I have to believe that I’m a good person and that everything I do is based on love and respect for others and myslef. I am not perfect, but I try to be the best person I know how and that may not always be enough for some but that’s ok. I need to give my worries away, trust that I am doing what I can. If I pull myself back and remind myself what makes me happy, I can get through each day. I cannot save the world but I can save myself. I take a deep breath, hold my head up high and remind myself I have it all. Strong mind ,strong body. Two things that remind me how brave I am. The important thing is my transplant has been booked in. Maybe I should start reminding myself how lucky I am. It is finally real. Its actually happening.
My whole world is humbling. So brings me to how accepting peoples help, can be liberating. I want to be free so I’m going to put a couple of things out there. I have started a fundraiser for myself. My kidney stuff, is not my fault. I should not be ashamed of my situation. I have always driven old cars. That’s just my thing. My first car was a 1968 HK Holden. So beautiful. It was cream with a green racing stripe on the side. My second car was a 1971 HG. Equally as beautiful. So solid to drive. My latest car is a 1991 Subaru. It’s almost getting to vintage status but not quite. It is so reliable and is a perfect summer surf mobil. It is filled with sand and dog hair and has the best tape player in it. Lately I have had Transvision Vamp and Divinyls on high rotation. So much fun but the minute I try and take it to Perth, it would certainly attract the wrong attention. The yellow sticker kind.
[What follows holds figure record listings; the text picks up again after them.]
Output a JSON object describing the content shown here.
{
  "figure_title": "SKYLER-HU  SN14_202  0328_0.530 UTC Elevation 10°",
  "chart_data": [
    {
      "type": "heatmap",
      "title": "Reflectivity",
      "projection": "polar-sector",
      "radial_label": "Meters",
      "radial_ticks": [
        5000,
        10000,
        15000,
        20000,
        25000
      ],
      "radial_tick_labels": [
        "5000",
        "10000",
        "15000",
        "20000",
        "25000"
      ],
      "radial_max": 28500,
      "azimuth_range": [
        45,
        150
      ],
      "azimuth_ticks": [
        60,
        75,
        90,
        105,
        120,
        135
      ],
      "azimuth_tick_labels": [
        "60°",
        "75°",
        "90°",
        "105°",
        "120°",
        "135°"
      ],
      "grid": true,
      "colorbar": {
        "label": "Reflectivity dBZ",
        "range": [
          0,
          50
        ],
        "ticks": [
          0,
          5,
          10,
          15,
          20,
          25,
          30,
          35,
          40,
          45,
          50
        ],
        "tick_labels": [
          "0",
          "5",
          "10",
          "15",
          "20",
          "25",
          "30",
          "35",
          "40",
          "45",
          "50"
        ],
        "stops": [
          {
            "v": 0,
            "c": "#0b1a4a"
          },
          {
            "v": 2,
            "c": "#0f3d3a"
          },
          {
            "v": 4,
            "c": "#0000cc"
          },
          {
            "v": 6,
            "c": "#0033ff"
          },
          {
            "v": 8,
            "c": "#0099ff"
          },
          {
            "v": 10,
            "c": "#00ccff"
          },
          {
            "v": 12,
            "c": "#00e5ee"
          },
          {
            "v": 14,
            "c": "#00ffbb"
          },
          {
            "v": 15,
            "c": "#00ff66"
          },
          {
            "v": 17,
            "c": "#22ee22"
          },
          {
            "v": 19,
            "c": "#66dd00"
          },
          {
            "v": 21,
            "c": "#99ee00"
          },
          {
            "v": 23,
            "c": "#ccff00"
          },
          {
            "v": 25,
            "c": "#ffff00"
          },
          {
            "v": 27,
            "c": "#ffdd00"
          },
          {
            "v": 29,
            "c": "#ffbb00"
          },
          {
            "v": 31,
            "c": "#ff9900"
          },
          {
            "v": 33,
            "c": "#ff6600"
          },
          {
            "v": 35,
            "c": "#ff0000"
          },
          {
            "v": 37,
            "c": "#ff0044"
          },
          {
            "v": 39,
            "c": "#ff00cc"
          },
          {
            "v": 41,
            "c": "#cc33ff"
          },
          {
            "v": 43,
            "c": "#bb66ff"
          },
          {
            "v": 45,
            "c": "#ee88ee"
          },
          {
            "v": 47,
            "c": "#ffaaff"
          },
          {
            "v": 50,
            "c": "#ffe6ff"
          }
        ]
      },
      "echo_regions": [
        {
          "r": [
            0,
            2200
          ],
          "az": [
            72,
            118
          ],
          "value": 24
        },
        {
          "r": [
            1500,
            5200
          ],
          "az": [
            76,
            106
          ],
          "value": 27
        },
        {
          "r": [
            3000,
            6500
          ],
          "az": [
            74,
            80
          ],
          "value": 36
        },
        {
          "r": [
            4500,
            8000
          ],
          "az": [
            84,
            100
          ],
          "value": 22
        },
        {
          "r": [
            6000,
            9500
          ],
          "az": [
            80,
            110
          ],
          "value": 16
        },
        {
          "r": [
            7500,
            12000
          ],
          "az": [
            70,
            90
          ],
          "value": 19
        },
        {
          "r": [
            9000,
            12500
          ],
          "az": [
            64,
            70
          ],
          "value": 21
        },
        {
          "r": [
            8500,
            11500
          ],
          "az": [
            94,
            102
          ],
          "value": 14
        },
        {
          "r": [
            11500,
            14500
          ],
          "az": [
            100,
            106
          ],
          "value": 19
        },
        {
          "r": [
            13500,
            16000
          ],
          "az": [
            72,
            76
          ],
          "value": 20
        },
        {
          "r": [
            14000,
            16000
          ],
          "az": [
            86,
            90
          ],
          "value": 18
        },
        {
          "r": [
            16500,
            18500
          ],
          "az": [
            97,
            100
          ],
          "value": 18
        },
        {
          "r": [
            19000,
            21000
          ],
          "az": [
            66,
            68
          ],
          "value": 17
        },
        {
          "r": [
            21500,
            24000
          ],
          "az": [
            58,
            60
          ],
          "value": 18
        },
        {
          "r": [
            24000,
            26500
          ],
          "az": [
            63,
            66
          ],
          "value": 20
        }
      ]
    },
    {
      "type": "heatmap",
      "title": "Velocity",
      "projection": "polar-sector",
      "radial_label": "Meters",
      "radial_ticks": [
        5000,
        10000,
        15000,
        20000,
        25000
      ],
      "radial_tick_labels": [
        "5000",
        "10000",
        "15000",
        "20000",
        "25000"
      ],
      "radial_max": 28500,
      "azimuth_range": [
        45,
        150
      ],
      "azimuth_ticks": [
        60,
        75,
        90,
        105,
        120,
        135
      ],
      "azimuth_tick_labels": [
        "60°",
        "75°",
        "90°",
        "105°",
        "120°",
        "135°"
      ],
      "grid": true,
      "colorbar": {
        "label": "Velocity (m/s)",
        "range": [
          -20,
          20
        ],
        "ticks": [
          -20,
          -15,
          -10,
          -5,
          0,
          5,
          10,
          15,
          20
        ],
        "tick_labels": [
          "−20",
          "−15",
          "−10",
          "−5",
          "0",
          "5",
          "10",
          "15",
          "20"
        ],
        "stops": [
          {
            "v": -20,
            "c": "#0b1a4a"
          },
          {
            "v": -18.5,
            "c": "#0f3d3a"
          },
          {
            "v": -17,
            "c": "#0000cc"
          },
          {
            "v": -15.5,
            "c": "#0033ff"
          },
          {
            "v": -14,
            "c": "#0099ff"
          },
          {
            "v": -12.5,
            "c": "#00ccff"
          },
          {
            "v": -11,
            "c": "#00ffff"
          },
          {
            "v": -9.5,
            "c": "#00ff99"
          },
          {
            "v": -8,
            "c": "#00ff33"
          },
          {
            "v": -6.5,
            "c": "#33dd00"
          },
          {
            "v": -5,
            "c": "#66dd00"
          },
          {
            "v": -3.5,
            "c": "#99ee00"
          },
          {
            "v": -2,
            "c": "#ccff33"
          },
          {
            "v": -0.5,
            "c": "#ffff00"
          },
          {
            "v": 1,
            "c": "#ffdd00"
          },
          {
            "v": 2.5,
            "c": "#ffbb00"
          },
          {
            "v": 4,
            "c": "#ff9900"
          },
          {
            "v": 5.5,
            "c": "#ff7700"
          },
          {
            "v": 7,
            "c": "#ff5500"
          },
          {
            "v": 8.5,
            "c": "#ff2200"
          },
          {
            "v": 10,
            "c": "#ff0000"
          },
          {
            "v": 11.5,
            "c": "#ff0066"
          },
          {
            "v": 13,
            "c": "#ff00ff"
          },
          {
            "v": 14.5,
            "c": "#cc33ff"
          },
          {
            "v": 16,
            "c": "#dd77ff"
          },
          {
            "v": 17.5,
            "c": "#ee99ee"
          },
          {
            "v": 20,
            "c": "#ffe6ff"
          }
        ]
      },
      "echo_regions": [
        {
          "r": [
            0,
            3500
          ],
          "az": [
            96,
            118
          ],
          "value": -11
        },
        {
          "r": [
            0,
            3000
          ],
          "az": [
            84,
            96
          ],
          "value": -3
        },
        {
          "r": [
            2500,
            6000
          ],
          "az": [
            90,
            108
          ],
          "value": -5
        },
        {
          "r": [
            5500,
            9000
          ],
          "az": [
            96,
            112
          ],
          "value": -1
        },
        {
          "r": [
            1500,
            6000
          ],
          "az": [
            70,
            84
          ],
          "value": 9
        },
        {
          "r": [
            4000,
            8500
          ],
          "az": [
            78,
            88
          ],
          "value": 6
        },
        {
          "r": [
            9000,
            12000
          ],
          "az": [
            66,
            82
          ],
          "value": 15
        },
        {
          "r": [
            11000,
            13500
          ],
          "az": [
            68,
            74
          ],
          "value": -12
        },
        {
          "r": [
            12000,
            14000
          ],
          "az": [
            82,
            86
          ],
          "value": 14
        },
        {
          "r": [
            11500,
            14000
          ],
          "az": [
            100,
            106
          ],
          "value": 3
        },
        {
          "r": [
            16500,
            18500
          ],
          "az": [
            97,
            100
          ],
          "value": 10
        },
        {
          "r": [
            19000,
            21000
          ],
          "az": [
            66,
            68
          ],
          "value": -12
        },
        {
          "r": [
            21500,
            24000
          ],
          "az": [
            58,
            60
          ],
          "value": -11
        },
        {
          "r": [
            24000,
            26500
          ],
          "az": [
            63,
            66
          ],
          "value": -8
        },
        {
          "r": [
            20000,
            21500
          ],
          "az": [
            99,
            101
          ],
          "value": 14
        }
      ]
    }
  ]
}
To cut a long story short, as I couldn’t work that much in the last financial year due to my kidney failing (minor incident!), our bank and mortgage broker couldn’t lend us anymore money which we had planned on spending on a new car for me to get to my post transplant appointments which will require me to be in Perth for a couple of months after the op. We have one reliable car which hubby will need to use to continue to travel back home, 3 hours from the hospital, to keep one of his jobs that pays the mortgage while I’m in recovery. So apparently I need a new car. I might even enjoy driving one! Here is the link of my fundraiser, please feel free to share: http://gogetfunding.com/project/kidneyqueen-waiting-for-my-2nd-kidney-transplant (copy and paste link in Google)
The other issue is the dog that I saved from being put to sleep. He has been in foster care for over two months now and the woman who is looking after Jaime is having to separate her and her other dog 24/7. If you could share his flyer far and wide, together we may be able to find him a loving home before Christmas. So not only do I have to rely on someone to give me a kidney to save my life, I am also relying on the generosity of the community for donations to help fund my car and help find a dog a home. I wonder what it will be next, a baby perhaps? I don’t ask for much do I??? Love Maria x
• Kelpie/Alsatian X
• Born 14/11/2012
• Fully vaccinated
• House trained
• Highly intelligent & eager to please
• Responds to commands very well
• Loves cuddles, toys & fetching balls Due to no fault of his own, Jamie was recently surrendered to the pound & is currently in foster care. The boy has not been socialised properly with other dogs and is undergoing corrective training which is progressing well. Jamie is suited to a single dog home. His new owner should be willing to continue his corrective training. Jamie will make a very loyal & rewarding companion.